Advertisement
trendingNowenglish1968218

Cracked mud on Mars - Latest images from NASA's Curiosity rover reveal new evidence of water (See pic)

Scientists used Curiosity rover in recent weeks to examine slabs of rock cross-hatched with shallow ridges that likely originated as cracks in drying mud.

Cracked mud on Mars - Latest images from NASA's Curiosity rover reveal new evidence of water (See pic) Image credits: NASA/JPL-Caltech/MSSS

New Delhi: Latest images from NASA's Curiosity Mars rover suggest a network of cracks in the Martian rock slab called 'Old Soaker' that may have formed from the drying of a mud layer more than 3 billion years ago.

Scientists used Curiosity rover in recent weeks to examine slabs of rock cross-hatched with shallow ridges that likely originated as cracks in drying mud.

"Mud cracks are the most likely scenario here," said Curiosity science team member Nathan Stein. He is a graduate student at Caltech in Pasadena, California, who led the investigation of a site called "Old Soaker," on lower Mount Sharp, Mars.

NASA says if this interpretation holds up, these would be the first mud cracks - technically called desiccation cracks - confirmed by the Curiosity mission.

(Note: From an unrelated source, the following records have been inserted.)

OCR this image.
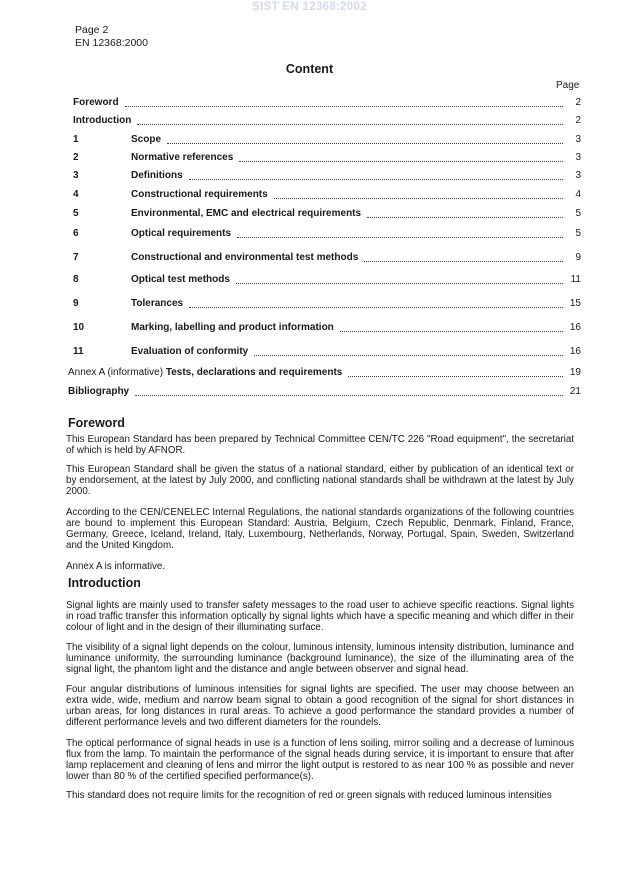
SIST EN 12368:2002
Page 2
EN 12368:2000
Content
Page
Foreword	2
Introduction	2
1	Scope	3
2	Normative references	3
3	Definitions	3
4	Constructional requirements	4
5	Environmental, EMC and electrical requirements	5
6	Optical requirements	5
7	Constructional and environmental test methods	9
8	Optical test methods	11
9	Tolerances	15
10	Marking, labelling and product information	16
11	Evaluation of conformity	16
Annex A (informative) Tests, declarations and requirements	19
Bibliography	21
Foreword

This European Standard has been prepared by Technical Committee CEN/TC 226 "Road equipment", the secretariat of which is held by AFNOR.

This European Standard shall be given the status of a national standard, either by publication of an identical text or by endorsement, at the latest by July 2000, and conflicting national standards shall be withdrawn at the latest by July 2000.

According to the CEN/CENELEC Internal Regulations, the national standards organizations of the following countries are bound to implement this European Standard: Austria, Belgium, Czech Republic, Denmark, Finland, France, Germany, Greece, Iceland, Ireland, Italy, Luxembourg, Netherlands, Norway, Portugal, Spain, Sweden, Switzerland and the United Kingdom.

Annex A is informative.

Introduction

Signal lights are mainly used to transfer safety messages to the road user to achieve specific reactions. Signal lights in road traffic transfer this information optically by signal lights which have a specific meaning and which differ in their colour of light and in the design of their illuminating surface.

The visibility of a signal light depends on the colour, luminous intensity, luminous intensity distribution, luminance and luminance uniformity, the surrounding luminance (background luminance), the size of the illuminating area of the signal light, the phantom light and the distance and angle between observer and signal head.

Four angular distributions of luminous intensities for signal lights are specified. The user may choose between an extra wide, wide, medium and narrow beam signal to obtain a good recognition of the signal for short distances in urban areas, for long distances in rural areas. To achieve a good performance the standard provides a number of different performance levels and two different diameters for the roundels.

The optical performance of signal heads in use is a function of lens soiling, mirror soiling and a decrease of luminous flux from the lamp. To maintain the performance of the signal heads during service, it is important to ensure that after lamp replacement and cleaning of lens and mirror the light output is restored to as near 100 % as possible and never lower than 80 % of the certified specified performance(s).

This standard does not require limits for the recognition of red or green signals with reduced luminous intensities
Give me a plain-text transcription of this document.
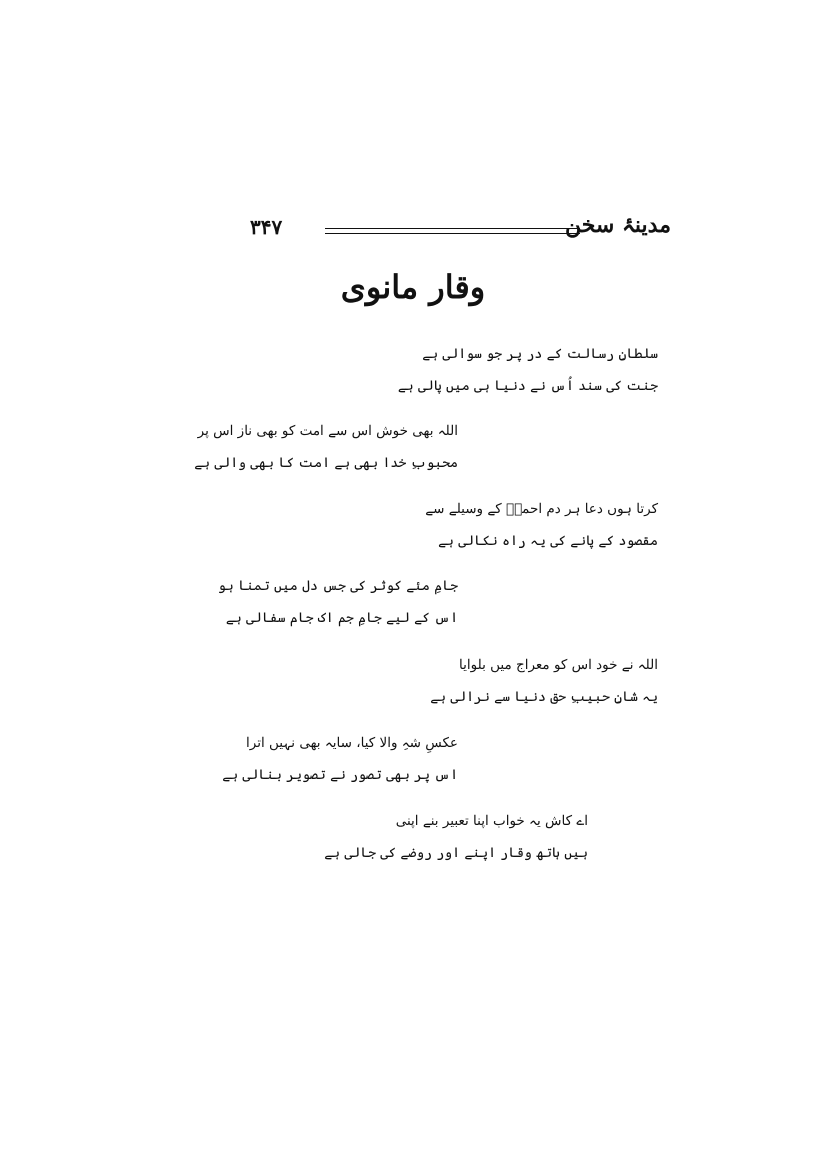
مدینۂ سخن
۳۴۷
وقار مانوی
سلطانِ رسالت کے در پر جو سوالی ہے
جنت کی سند اُس نے دنیا ہی میں پالی ہے
اللہ بھی خوش اس سے امت کو بھی ناز اس پر
محبوبِ خدا بھی ہے امت کا بھی والی ہے
کرتا ہوں دعا ہر دم احمدؐ کے وسیلے سے
مقصود کے پانے کی یہ راہ نکالی ہے
جامِ مئے کوثر کی جس دل میں تمنا ہو
اس کے لیے جامِ جم اک جام سفالی ہے
اللہ نے خود اس کو معراج میں بلوایا
یہ شانِ حبیبِ حق دنیا سے نرالی ہے
عکسِ شہِ والا کیا، سایہ بھی نہیں اترا
اس پر بھی تصور نے تصویر بنالی ہے
اے کاش یہ خواب اپنا تعبیر بنے اپنی
ہیں ہاتھ وقار اپنے اور روضے کی جالی ہے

They would be evidence that the ancient era when these sediments were deposited included some drying after wetter conditions.

Curiosity has found evidence of ancient lakes in older, lower-lying rock layers and also in younger mudstone that is above Old Soaker.

"Even from a distance, we could see a pattern of four- and five-sided polygons that don't look like fractures we've seen previously with Curiosity," Stein said. "It looks like what you'd see beside the road where muddy ground has dried and cracked."

The cracked layer formed more than 3 billion years ago and was subsequently buried by other layers of sediment, all becoming stratified rock.

A different type of cracking with plentiful examples found by Curiosity occurs after sediments have hardened into rock.

Both types of crack-filling material were found at Old Soaker. This may indicate multiple generations of fracturing: mud cracks first, with sediment accumulating in them, then a later episode of underground fracturing and vein forming.

"If these are indeed mud cracks, they fit well with the context of what we're seeing in the section of Mount Sharp Curiosity has been climbing for many months," said Curiosity Project Scientist Ashwin Vasavada of NASA's Jet Propulsion Laboratory in Pasadena.

Besides the cracks that are likely due to drying, other types of evidence observed in the area include sandstone layers interspersed with the mudstone layers, and the presence of a layering pattern called cross-bedding.

Curiosity, which landed on Mars on August 6, 2012, as part of NASA's Mars Science Laboratory mission, is a car-sized robotic rover exploring Gale Crater on the Red Planet. The main goal of the mission is to determine if Mars was ever able to support microbial life.